In those early days, I remember trying to stay away from the group of rowdy girls, whose mission in life was probably to disrupt the class in any and all possible ways. She was from the group of the back-benchers; I was from the group who cried over losing one mark in a cyclic test. Therefore, in a nutshell, that was us: two most unlikely people to be friends. The only reason we even greeted each other was probably because we were sitting next to each other, and ignoring would be on another level of rudeness.
We represented two extremes of the spectrum of students. And somehow, we completed each other to make us what we are today.

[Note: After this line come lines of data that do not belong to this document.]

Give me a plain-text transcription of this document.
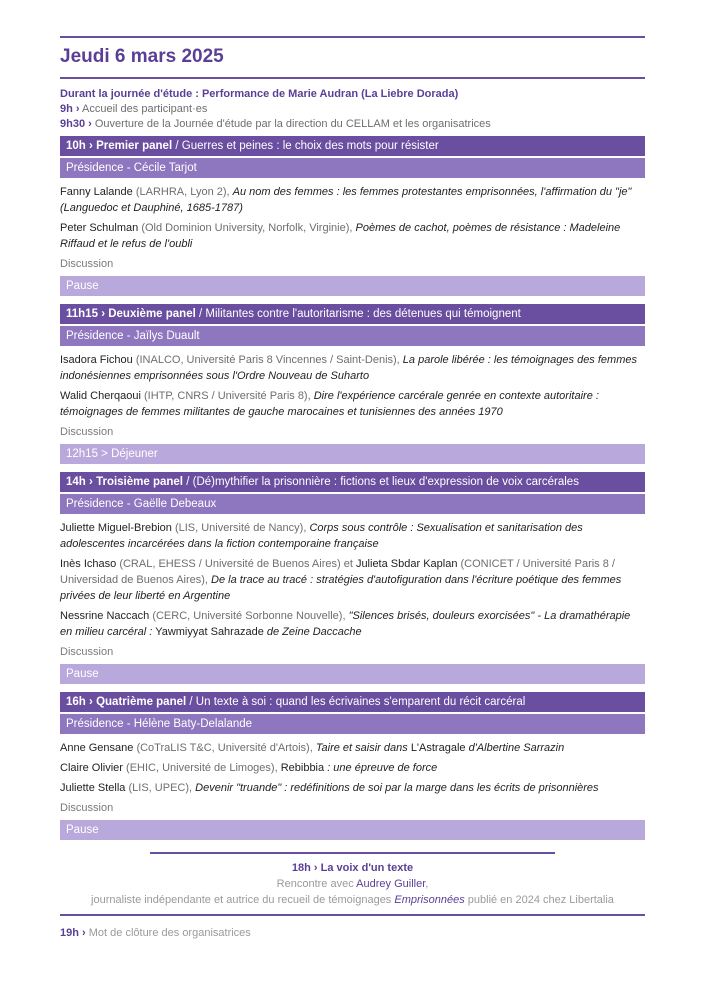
Jeudi 6 mars 2025

Durant la journée d'étude : Performance de Marie Audran (La Liebre Dorada)

9h › Accueil des participant·es

9h30 › Ouverture de la Journée d'étude par la direction du CELLAM et les organisatrices

10h › Premier panel / Guerres et peines : le choix des mots pour résister
Présidence - Cécile Tarjot

Fanny Lalande (LARHRA, Lyon 2), Au nom des femmes : les femmes protestantes emprisonnées, l'affirmation du "je" (Languedoc et Dauphiné, 1685-1787)

Peter Schulman (Old Dominion University, Norfolk, Virginie), Poèmes de cachot, poèmes de résistance : Madeleine Riffaud et le refus de l'oubli

Discussion
Pause
11h15 › Deuxième panel / Militantes contre l'autoritarisme : des détenues qui témoignent
Présidence - Jaïlys Duault

Isadora Fichou (INALCO, Université Paris 8 Vincennes / Saint-Denis), La parole libérée : les témoignages des femmes indonésiennes emprisonnées sous l'Ordre Nouveau de Suharto

Walid Cherqaoui (IHTP, CNRS / Université Paris 8), Dire l'expérience carcérale genrée en contexte autoritaire : témoignages de femmes militantes de gauche marocaines et tunisiennes des années 1970

Discussion
12h15 > Déjeuner
14h › Troisième panel / (Dé)mythifier la prisonnière : fictions et lieux d'expression de voix carcérales
Présidence - Gaëlle Debeaux

Juliette Miguel-Brebion (LIS, Université de Nancy), Corps sous contrôle : Sexualisation et sanitarisation des adolescentes incarcérées dans la fiction contemporaine française

Inès Ichaso (CRAL, EHESS / Université de Buenos Aires) et Julieta Sbdar Kaplan (CONICET / Université Paris 8 / Universidad de Buenos Aires), De la trace au tracé : stratégies d'autofiguration dans l'écriture poétique des femmes privées de leur liberté en Argentine

Nessrine Naccach (CERC, Université Sorbonne Nouvelle), "Silences brisés, douleurs exorcisées" - La dramathérapie en milieu carcéral : Yawmiyyat Sahrazade de Zeine Daccache

Discussion
Pause
16h › Quatrième panel / Un texte à soi : quand les écrivaines s'emparent du récit carcéral
Présidence - Hélène Baty-Delalande

Anne Gensane (CoTraLIS T&C, Université d'Artois), Taire et saisir dans L'Astragale d'Albertine Sarrazin

Claire Olivier (EHIC, Université de Limoges), Rebibbia : une épreuve de force

Juliette Stella (LIS, UPEC), Devenir "truande" : redéfinitions de soi par la marge dans les écrits de prisonnières

Discussion
Pause
18h › La voix d'un texte
Rencontre avec Audrey Guiller,
journaliste indépendante et autrice du recueil de témoignages Emprisonnées publié en 2024 chez Libertalia

19h › Mot de clôture des organisatrices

She taught me the longer route to get to a class, so that we can miss the first two minutes of lecture; I reminded her to get the right notebooks for class, so that she wouldn’t be punished; she taught me how to tactically to go the washroom right after her, so that we could cheat in tests; I taught her that it was wrong to cheat it tests. I still don’t understand the adrenaline rush we got in timing our washroom breaks just to say ‘hi’. Totally pointless with very high stakes, and yet I would do it all over again.
I left my old friends, because they found her to be a bad influence; she left her old friends, because they found me to be a bad influence. To my friends, she was the one because of whom people from groups other than mine were talking to me; to her friends, I was the one because of whom she was missing out on their fun times of throwing wet toilet-papers up, such that they would stick to the ceiling of the washroom, and fall down on an unsuspecting victim later. Little did they know, that while I was making sure she did her homework, she was making sure I went out to play with her in the evenings. Both of us had become a team.

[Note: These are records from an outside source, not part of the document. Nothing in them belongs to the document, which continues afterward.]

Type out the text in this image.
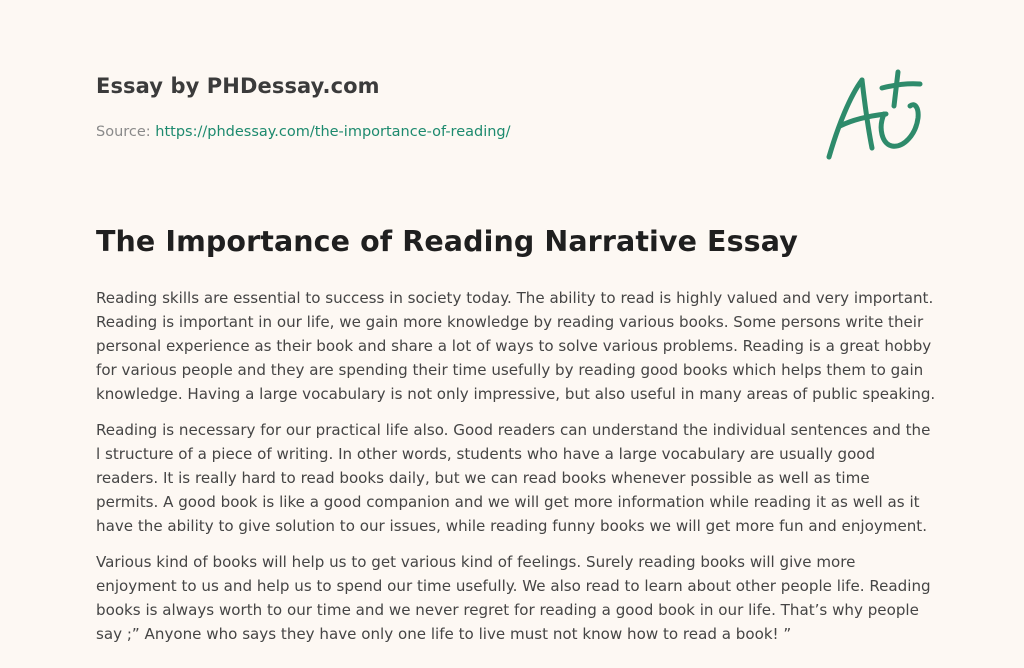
Essay by PHDessay.com
Source: https://phdessay.com/the-importance-of-reading/
The Importance of Reading Narrative Essay

Reading skills are essential to success in society today. The ability to read is highly valued and very important. Reading is important in our life, we gain more knowledge by reading various books. Some persons write their personal experience as their book and share a lot of ways to solve various problems. Reading is a great hobby for various people and they are spending their time usefully by reading good books which helps them to gain knowledge. Having a large vocabulary is not only impressive, but also useful in many areas of public speaking.

Reading is necessary for our practical life also. Good readers can understand the individual sentences and the l structure of a piece of writing. In other words, students who have a large vocabulary are usually good readers. It is really hard to read books daily, but we can read books whenever possible as well as time permits. A good book is like a good companion and we will get more information while reading it as well as it have the ability to give solution to our issues, while reading funny books we will get more fun and enjoyment.

Various kind of books will help us to get various kind of feelings. Surely reading books will give more enjoyment to us and help us to spend our time usefully. We also read to learn about other people life. Reading books is always worth to our time and we never regret for reading a good book in our life. That’s why people say ;” Anyone who says they have only one life to live must not know how to read a book! ”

Fast-forward to three years later, when she had to shift out of the country, but even long distance could not tear us apart. Yes, so we were no longer spending the entire day with each other, but that didn’t mean that we wouldn’t involve the other in all our milestones and minor difficulties. Even though we were apart for four years, whenever she would come to visit, it felt like nothing had changed. I remember when she was here during my tenth standard board exams (perks of doing two different boards, such that the exam months differed), and I would first go over to her place to rant about my exam, and then go to my house. I also remember how she was in town during my twelfth standard board exams, and had me blocked from her social media accounts, so that she won’t disturb or distract me. Ultimately, she did come down to my school on the last day of my examinations, for the best surprise of those four years, after which we sat down with a highly detailed plan of how to spend that week before she would have to fly off again.
Fast-forward to us planning out our admissions into college, such that we would finally be able to stay, at least in the same country, together. It was our way of taking revenge for the four years apart by planning our four years of college life together. We evolved together from sitting together for lunch in sixth grade, to sitting together for lunch in university. I won’t say ‘nothing has changed’, because honestly, a lot has changed; but it has all changed for the better.

And therefore, to celebrate our eighth year together, I am posting on this blog, because I had made her pretty upset when I stopped writing, and for the first time in forever, she will not be proof-reading my writing before it goes up. All I would like to tell her before I sign-out is, thank you for sitting beside me eight years ago, and thank you for never leaving my side ever since. Love you.